FRANKFORT, Ky. (WHAS11) — The Kentucky Court of Appeals ruled Friday that Crystal Rogers' son can no longer see his grandmother, Sherry Ballard.
The six-year-old boy has spent alternating weekends with Ballard since she and her late husband Tommy filed a petition for grandparent visitation the month Rogers went missing in July 2015. Ballard's husband was later shot and killed in November 2016.
Brooks Houck, the boy's father, is his primary guardian while Rogers' children without Houck live with Ballard.

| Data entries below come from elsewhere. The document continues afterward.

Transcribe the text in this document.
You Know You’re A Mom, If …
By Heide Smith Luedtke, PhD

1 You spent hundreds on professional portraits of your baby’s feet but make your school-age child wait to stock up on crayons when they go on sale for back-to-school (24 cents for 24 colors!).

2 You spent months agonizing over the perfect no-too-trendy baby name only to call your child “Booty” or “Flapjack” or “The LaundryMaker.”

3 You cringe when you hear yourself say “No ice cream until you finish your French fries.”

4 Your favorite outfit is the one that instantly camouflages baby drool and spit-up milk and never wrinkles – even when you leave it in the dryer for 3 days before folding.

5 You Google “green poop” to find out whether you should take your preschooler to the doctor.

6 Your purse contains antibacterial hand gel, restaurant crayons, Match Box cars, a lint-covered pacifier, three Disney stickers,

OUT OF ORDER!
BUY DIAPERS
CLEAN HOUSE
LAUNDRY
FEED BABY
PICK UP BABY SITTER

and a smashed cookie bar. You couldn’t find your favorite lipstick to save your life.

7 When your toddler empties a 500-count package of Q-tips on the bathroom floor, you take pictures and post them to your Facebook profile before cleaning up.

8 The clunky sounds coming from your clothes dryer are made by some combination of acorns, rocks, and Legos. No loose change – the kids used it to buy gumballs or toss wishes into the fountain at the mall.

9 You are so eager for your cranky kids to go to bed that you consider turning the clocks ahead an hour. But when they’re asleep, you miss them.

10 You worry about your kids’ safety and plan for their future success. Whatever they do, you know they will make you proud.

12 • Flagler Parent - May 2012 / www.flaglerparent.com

Ballard has been outspoken about her belief that Houck had something to do with Rogers' death, and Houck is the only suspect named in his partner's disappearance.
Despite animosity between Houck and Ballard, and Houck's insistence that visits with Ballard will hurt his relationship with his son, the court ruled that Rogers' son could spend alternating weekends with Ballard because “[t]he potential benefit to [the son] in having contact with a loving grandmother who has been such a significant part of his life and contact with his older siblings, outweighs the potential for detriments of visitation."
Houck, however, appealed the decision, arguing that the visitations will bring hostility into his relationship with his son and that the court did not fairly assess Ballard in their decision.
Houck testified that Ballard harassed him and his girlfriend both online and in person, and has had a negative impact on his relationship with his son.
Houck stated that his son "is extremely accusatory, asking him 'what did you do to my mommy,' and that 'everyone wants to know.”
The three-judge panel agreed with Houck, concluding that there has been a negative impact on Houck's relationship with his son since spending time with Ballard.
"The evidence herein unquestionably establishes that the relationship between the parties is plagued by acrimony and that the hostility between them is unlikely to abate," the panel said in their conclusion.
The court sent the case back to the judge, saying there needs to be another hearing that applies the "appropriate standard" to determine visitation rights.
Ballard told WHAS11 she cannot comment on the decision.